Democrats say Latino turnout surged 174% in the midterms, according to Rep. Ben Ray Lujan, chairman of the Democratic Congressional Campaign Committee. The Hispanic community will also have a record level of representation on Capitol Hill with at least 42 members: 34 Democrats and eight Republicans in both chambers. One House race featuring a Hispanic candidate, Gil Cisneros in California, has yet to be decided.

The CNN exit poll shows the Democratic margin among Latinos grew 14 percentage points from 26 to 40; while it grew 4 percentage points among women, while the party turned a three-point 2014 deficit among college graduates into a 20-point advantage.

Exit polls can be unreliable, but the Democratic data firm Catalist also found a slight, but significant shift in the overall share of the vote. The share of white voters dropped by 3%, from 79 percent to 76 percent, while the share of blacks, Latinos and Asian-Americans each rose by 1%.

And that might be the most telling wave in the 2018 election, said Jolly. “The political demographics, the heartbeat of the country’s politics, are moving away from where the Republicans are, and rather than respond to that the Republicans are moving away from where the heartbeat is,” he said.

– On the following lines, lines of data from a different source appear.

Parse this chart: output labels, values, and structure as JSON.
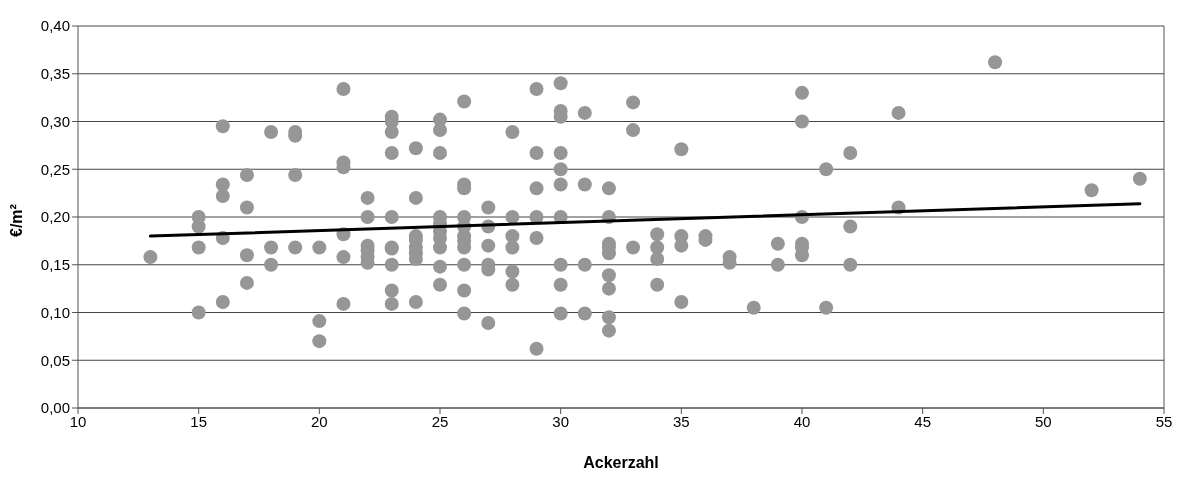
{
  "chart_data": {
    "type": "scatter",
    "xlabel": "Ackerzahl",
    "ylabel": "€/m²",
    "grid": "y",
    "marker": "circle",
    "xlim": [
      10,
      55
    ],
    "xticks": [
      10,
      15,
      20,
      25,
      30,
      35,
      40,
      45,
      50,
      55
    ],
    "ylim": [
      0,
      0.4
    ],
    "yticks": [
      {
        "value": 0,
        "label": "0,00"
      },
      {
        "value": 0.05,
        "label": "0,05"
      },
      {
        "value": 0.1,
        "label": "0,10"
      },
      {
        "value": 0.15,
        "label": "0,15"
      },
      {
        "value": 0.2,
        "label": "0,20"
      },
      {
        "value": 0.25,
        "label": "0,25"
      },
      {
        "value": 0.3,
        "label": "0,30"
      },
      {
        "value": 0.35,
        "label": "0,35"
      },
      {
        "value": 0.4,
        "label": "0,40"
      }
    ],
    "series": [
      {
        "color": "#969696",
        "x": [
          13,
          15,
          15,
          15,
          15,
          16,
          16,
          16,
          16,
          16,
          17,
          17,
          17,
          17,
          18,
          18,
          18,
          19,
          19,
          19,
          19,
          20,
          20,
          20,
          21,
          21,
          21,
          21,
          21,
          21,
          22,
          22,
          22,
          22,
          22,
          22,
          23,
          23,
          23,
          23,
          23,
          23,
          23,
          23,
          23,
          23,
          24,
          24,
          24,
          24,
          24,
          24,
          24,
          24,
          25,
          25,
          25,
          25,
          25,
          25,
          25,
          25,
          25,
          25,
          26,
          26,
          26,
          26,
          26,
          26,
          26,
          26,
          26,
          26,
          26,
          27,
          27,
          27,
          27,
          27,
          27,
          28,
          28,
          28,
          28,
          28,
          28,
          29,
          29,
          29,
          29,
          29,
          29,
          30,
          30,
          30,
          30,
          30,
          30,
          30,
          30,
          30,
          30,
          31,
          31,
          31,
          31,
          32,
          32,
          32,
          32,
          32,
          32,
          32,
          32,
          32,
          33,
          33,
          33,
          34,
          34,
          34,
          34,
          35,
          35,
          35,
          35,
          36,
          36,
          37,
          37,
          38,
          39,
          39,
          40,
          40,
          40,
          40,
          40,
          40,
          41,
          41,
          42,
          42,
          42,
          44,
          44,
          48,
          52,
          54
        ],
        "values": [
          0.158,
          0.2,
          0.19,
          0.168,
          0.1,
          0.295,
          0.234,
          0.222,
          0.178,
          0.111,
          0.244,
          0.21,
          0.16,
          0.131,
          0.289,
          0.168,
          0.15,
          0.289,
          0.285,
          0.244,
          0.168,
          0.168,
          0.091,
          0.07,
          0.334,
          0.257,
          0.252,
          0.182,
          0.158,
          0.109,
          0.22,
          0.2,
          0.17,
          0.165,
          0.158,
          0.152,
          0.305,
          0.3,
          0.289,
          0.267,
          0.2,
          0.168,
          0.167,
          0.15,
          0.123,
          0.109,
          0.272,
          0.22,
          0.18,
          0.176,
          0.168,
          0.162,
          0.156,
          0.111,
          0.302,
          0.291,
          0.267,
          0.2,
          0.193,
          0.185,
          0.178,
          0.168,
          0.148,
          0.129,
          0.321,
          0.234,
          0.23,
          0.2,
          0.19,
          0.18,
          0.175,
          0.168,
          0.15,
          0.123,
          0.099,
          0.21,
          0.19,
          0.17,
          0.15,
          0.145,
          0.089,
          0.289,
          0.2,
          0.18,
          0.168,
          0.143,
          0.129,
          0.334,
          0.267,
          0.23,
          0.2,
          0.178,
          0.062,
          0.34,
          0.311,
          0.305,
          0.267,
          0.25,
          0.234,
          0.2,
          0.15,
          0.129,
          0.099,
          0.309,
          0.234,
          0.15,
          0.099,
          0.23,
          0.2,
          0.172,
          0.168,
          0.162,
          0.139,
          0.125,
          0.095,
          0.081,
          0.32,
          0.291,
          0.168,
          0.182,
          0.168,
          0.156,
          0.129,
          0.271,
          0.18,
          0.17,
          0.111,
          0.18,
          0.176,
          0.158,
          0.152,
          0.105,
          0.172,
          0.15,
          0.33,
          0.3,
          0.2,
          0.172,
          0.168,
          0.16,
          0.25,
          0.105,
          0.267,
          0.19,
          0.15,
          0.309,
          0.21,
          0.362,
          0.228,
          0.24
        ]
      },
      {
        "type": "line",
        "marker": "none",
        "color": "#000000",
        "x": [
          13,
          54
        ],
        "values": [
          0.18,
          0.214
        ]
      }
    ]
  }
}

The performance of losing Democrat candidates in Texas and Georgia “boggles my mind,” Cornell Belcher, a progressive political strategist, told MSNBC. “Texas is to the GOP what California is to Democrats, but you had a Democrat come within two points of taking out a sitting Republican Senator,” he said, referring to the close race between Beto O’Rourke and Senator Ted Cruz.

“That should send shock waves all across the Republican establishment,” he said.


The main anomaly confounding the blue wave was Florida, where a recount is still underway with Republicans ahead in both the senate and gubernatorial races. That was partly explained by the demographics of the ‘Sunshine State’ which has a growing Hispanic population but also attracts retirees due to the warmer weather and low taxes.

“We’re not shedding population. Younger voters are not replacing those that are dying off,” said Daniel Smith, chairman of political science at the University of Florida. “Florida’s tough. Younger voters coming of age are being counterbalanced by older voters moving to the state who are more likely to vote.”

To be sure, a midterm election is not always a good indicator of the next presidential vote. For example, Obama did poorly in 2010, only to bounce back in his 2012 re-election. What is clear from the 2018 midterms is that the Republican Party will have to up its game in two years’ time if Trump is to stand a chance of re-election.

“Overall, Republican Senate candidates ran well behind Trump” in nine of ten 10 key states that Republicans hopes to win this year, concluded Larry Sabato, a political analyst at the University of Virginia. That didn’t prevent at least three of those candidates, in Indiana, Missouri and North Dakota from winning, with a strong chance of picking up a seat in Florida as well.

But, “as we look ahead to 2020, Trump will need to replicate his 2016 performance -- and not the performance of GOP Senate candidates -- to carry key states that voted for him in 2016.”